Benjamin Hollis


Hello everyone, my name is Ben, I’m 27 years old and I come from the Arctic paradise of Bermuda. I was diagnosed with diabetes in 1998 when I was eleven years old, just a few weeks before I finished primary school. From the outset I was determined to take responsibility for the management of my diabetes, and while there has certainly been a learning curve (which continues to this day), whatever apprehensions I initially had soon gave way to curiosity. Living with diabetes has steered my scholastic interests towards medical science, and I have earned two Bachelor’s degrees in Physiology and Evolutionary Biology. Presently I have a job at an insurance company in Bermuda, but in October I will begin my studies towards an MSc in Epidemiology at Imperial College in London, a decision aided in no small part by my time spent at the YLD Conference in Melbourne.

In the past, this disease was known as ‘insulin-dependent’ diabetes, and I think the ‘dependence’ part has presented the greatest challenge for me in living with diabetes. I’m an avid sailor and spend a lot of time on the ocean, and have completed a number of trans-Atlantic crossings. It’s at these times, thousands of miles from any pharmacies or a hospital that diabetes becomes most burdensome, because no matter how prepared I am it’s hard to keep worst-case scenarios from playing out in my mind. It’s tremendously important to me to never let this disease prevent me from doing anything, but you can’t get around the fact that there are added risks involved because of diabetes that must be taken into account. However, by being aware of those risks and taking necessary precautions, I firmly believe that diabetes does not have to be a limitation to anything you want to achieve in life.

Bermuda has an insurance-based healthcare system, and to my knowledge there are no government-subsidized programs that provide patients with any free diabetes supplies. Fortunately, approximately 95% of Bermudians have health insurance, so access to insulin and supplies is not a major issue. In addition, a large proportion of type ones are on insulin pumps, and there is a tremendous team of clinicians and educators dedicated to helping people manage their diabetes. Yet in spite of this plethora of readily-available resources, an estimated two-thirds of cases remain undiagnosed, our rate of amputations due to diabetes-related complications ranks among the highest in the world, while diabetes remains one of the leading causes of death on the island. This is a major issue that needs to be addressed, and I look forward to playing my part by putting to use my YLD training and through my continued studies.

The Bermuda Diabetes Association does a fantastic job of raising awareness and providing services to people living with diabetes on the island, and I’m extremely proud to represent them internationally as a Young Leader in Diabetes. In the past I have worked with them as a volunteer at fundraisers, as a mentor for the “Sailing on Insulin” program and in serving as a member of their Medical/Education Committee. Going forward, I look forward to collaborating with them as I implement my YLD project, and to offering my continued support in educating Bermuda on all matters relating to diabetes.

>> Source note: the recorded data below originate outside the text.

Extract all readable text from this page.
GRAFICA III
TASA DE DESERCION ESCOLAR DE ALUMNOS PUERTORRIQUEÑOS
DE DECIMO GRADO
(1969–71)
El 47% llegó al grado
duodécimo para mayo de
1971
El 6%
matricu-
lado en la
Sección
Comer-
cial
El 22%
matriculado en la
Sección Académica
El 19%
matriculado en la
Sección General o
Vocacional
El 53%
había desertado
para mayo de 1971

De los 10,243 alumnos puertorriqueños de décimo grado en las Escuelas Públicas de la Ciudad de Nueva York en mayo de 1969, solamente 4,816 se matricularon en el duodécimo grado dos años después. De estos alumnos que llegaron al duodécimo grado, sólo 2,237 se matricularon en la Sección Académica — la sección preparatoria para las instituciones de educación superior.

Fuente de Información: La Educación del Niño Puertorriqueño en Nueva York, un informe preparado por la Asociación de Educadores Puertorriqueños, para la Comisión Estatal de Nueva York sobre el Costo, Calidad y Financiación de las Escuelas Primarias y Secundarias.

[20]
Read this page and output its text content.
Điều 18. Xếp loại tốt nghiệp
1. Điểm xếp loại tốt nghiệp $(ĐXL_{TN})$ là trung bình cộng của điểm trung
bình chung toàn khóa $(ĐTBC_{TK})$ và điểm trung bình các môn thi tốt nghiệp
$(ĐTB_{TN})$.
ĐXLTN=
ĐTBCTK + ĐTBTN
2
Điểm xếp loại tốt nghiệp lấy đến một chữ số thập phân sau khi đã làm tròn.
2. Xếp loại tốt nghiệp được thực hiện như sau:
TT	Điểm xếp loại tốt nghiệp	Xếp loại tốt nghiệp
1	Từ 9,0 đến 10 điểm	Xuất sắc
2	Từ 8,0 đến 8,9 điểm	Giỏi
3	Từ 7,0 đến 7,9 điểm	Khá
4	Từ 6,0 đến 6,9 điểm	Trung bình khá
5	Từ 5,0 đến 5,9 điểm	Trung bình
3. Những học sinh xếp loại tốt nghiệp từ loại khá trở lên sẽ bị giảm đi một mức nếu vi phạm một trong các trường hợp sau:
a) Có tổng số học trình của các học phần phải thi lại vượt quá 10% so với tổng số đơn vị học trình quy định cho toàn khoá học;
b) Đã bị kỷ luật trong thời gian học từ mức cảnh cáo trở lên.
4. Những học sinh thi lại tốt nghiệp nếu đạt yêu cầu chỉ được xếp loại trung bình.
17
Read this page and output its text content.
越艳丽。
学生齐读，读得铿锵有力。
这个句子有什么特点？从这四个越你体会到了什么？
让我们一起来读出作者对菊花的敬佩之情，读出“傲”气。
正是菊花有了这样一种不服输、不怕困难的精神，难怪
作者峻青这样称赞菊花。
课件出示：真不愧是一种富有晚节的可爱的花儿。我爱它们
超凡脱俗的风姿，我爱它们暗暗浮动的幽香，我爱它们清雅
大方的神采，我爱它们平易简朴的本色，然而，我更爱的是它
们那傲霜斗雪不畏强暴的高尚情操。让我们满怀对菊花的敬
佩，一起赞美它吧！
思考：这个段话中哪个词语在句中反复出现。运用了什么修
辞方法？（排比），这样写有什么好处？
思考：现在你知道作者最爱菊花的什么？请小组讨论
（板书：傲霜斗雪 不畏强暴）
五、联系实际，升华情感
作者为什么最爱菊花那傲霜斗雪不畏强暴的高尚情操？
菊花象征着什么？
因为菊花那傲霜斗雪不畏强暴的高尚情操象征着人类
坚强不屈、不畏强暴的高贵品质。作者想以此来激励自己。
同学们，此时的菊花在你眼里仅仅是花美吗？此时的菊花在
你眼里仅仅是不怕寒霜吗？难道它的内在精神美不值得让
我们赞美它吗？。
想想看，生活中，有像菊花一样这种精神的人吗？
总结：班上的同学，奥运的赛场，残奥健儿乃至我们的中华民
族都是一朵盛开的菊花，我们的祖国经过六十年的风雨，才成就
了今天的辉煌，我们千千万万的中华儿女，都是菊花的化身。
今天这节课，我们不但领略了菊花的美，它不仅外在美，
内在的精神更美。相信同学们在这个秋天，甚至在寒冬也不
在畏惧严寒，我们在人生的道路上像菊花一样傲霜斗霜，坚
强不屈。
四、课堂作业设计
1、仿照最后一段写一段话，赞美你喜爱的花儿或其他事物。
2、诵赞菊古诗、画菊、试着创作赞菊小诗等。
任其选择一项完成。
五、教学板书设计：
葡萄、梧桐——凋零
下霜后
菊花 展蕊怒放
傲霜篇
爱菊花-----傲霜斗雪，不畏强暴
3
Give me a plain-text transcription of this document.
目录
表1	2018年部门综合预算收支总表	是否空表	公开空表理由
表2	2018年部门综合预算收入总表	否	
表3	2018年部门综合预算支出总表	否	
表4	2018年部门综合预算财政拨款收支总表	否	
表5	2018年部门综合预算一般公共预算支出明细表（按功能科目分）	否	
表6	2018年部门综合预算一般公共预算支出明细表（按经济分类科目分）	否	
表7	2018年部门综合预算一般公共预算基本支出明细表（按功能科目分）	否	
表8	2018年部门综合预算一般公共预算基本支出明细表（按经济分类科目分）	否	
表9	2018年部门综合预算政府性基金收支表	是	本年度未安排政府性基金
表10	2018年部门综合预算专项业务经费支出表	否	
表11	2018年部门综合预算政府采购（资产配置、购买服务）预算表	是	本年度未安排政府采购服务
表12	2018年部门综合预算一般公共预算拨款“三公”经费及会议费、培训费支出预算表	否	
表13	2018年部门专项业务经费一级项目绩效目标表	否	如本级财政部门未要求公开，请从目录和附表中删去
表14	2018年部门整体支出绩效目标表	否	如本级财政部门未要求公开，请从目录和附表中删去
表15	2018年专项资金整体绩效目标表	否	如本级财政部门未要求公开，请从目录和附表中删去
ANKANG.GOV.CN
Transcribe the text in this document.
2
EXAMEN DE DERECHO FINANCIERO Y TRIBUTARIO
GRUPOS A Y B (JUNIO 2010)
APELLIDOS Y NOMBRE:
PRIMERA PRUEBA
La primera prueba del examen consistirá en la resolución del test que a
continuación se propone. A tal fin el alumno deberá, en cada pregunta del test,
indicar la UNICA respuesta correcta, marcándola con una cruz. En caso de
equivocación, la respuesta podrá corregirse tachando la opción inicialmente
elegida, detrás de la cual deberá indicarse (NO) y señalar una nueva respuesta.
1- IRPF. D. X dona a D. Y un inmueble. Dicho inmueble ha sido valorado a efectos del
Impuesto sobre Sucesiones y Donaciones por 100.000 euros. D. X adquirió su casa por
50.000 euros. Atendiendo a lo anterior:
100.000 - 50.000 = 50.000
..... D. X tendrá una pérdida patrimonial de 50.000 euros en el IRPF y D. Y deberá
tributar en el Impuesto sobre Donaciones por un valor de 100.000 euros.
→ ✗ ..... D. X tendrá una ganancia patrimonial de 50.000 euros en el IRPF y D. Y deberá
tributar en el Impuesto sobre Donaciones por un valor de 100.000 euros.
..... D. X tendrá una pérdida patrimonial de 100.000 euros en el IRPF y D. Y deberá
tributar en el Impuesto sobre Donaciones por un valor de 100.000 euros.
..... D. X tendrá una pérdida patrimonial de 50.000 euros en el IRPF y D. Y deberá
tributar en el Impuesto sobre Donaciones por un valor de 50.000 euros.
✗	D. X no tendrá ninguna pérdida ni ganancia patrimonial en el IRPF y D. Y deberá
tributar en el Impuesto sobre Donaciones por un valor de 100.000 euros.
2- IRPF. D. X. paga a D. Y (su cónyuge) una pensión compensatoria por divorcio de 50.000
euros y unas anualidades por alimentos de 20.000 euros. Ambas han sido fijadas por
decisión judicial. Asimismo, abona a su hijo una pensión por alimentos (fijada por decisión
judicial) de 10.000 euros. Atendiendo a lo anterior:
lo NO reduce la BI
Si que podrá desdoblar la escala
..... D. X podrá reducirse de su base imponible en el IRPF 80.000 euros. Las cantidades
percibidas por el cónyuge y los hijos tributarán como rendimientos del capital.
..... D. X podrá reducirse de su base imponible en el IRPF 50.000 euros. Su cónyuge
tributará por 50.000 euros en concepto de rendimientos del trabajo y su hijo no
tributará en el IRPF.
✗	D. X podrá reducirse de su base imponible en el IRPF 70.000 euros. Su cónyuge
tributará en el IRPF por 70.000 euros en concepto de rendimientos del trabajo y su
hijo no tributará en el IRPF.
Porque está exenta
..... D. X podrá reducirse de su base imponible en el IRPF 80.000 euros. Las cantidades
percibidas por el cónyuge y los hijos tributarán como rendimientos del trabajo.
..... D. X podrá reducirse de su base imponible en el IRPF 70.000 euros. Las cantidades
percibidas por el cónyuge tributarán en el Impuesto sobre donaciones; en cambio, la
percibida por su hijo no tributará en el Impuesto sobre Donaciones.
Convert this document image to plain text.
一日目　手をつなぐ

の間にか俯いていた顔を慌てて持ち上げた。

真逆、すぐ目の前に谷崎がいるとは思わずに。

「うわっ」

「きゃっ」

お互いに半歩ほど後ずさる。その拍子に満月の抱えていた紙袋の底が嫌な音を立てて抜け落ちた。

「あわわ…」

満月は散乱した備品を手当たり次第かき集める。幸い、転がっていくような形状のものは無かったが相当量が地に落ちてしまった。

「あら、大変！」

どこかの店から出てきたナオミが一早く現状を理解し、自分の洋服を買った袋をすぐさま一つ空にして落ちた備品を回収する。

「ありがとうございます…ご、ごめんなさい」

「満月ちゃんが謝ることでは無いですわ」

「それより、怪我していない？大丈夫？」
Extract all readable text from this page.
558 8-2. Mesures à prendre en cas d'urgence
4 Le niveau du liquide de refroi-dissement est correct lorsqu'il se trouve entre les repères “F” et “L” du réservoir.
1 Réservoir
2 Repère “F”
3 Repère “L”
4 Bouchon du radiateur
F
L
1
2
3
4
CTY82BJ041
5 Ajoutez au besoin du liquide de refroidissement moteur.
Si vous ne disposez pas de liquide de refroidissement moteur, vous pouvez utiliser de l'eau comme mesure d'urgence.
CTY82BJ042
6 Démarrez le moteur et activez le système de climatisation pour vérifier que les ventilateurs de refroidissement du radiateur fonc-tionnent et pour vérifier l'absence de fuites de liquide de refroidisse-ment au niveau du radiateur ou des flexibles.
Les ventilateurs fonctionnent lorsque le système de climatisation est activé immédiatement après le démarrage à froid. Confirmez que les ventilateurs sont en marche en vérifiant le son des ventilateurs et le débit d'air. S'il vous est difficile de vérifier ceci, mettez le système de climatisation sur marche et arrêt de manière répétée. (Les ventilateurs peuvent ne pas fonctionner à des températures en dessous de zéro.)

The experiences I’ve had as a result of living with diabetes have been incredible and have defined the person I am today, and I can honestly say that diabetes has had an overall positive impact on my life. That is a statement I would love to be able to go back in time and make to the scared eleven year old kid, sitting in the doctor’s office with tears streaming down his cheeks having just had his world turned upside-down. With all things in life your attitude determines your experience, and as a YLD I would like to spread that message to young people with diabetes. The goal of my project is to establish a network for youth with diabetes in Bermuda, with the aim of providing support to one another and setting the example to the entire community of the importance of a having a positive outlook in addition to a leading a healthy lifestyle.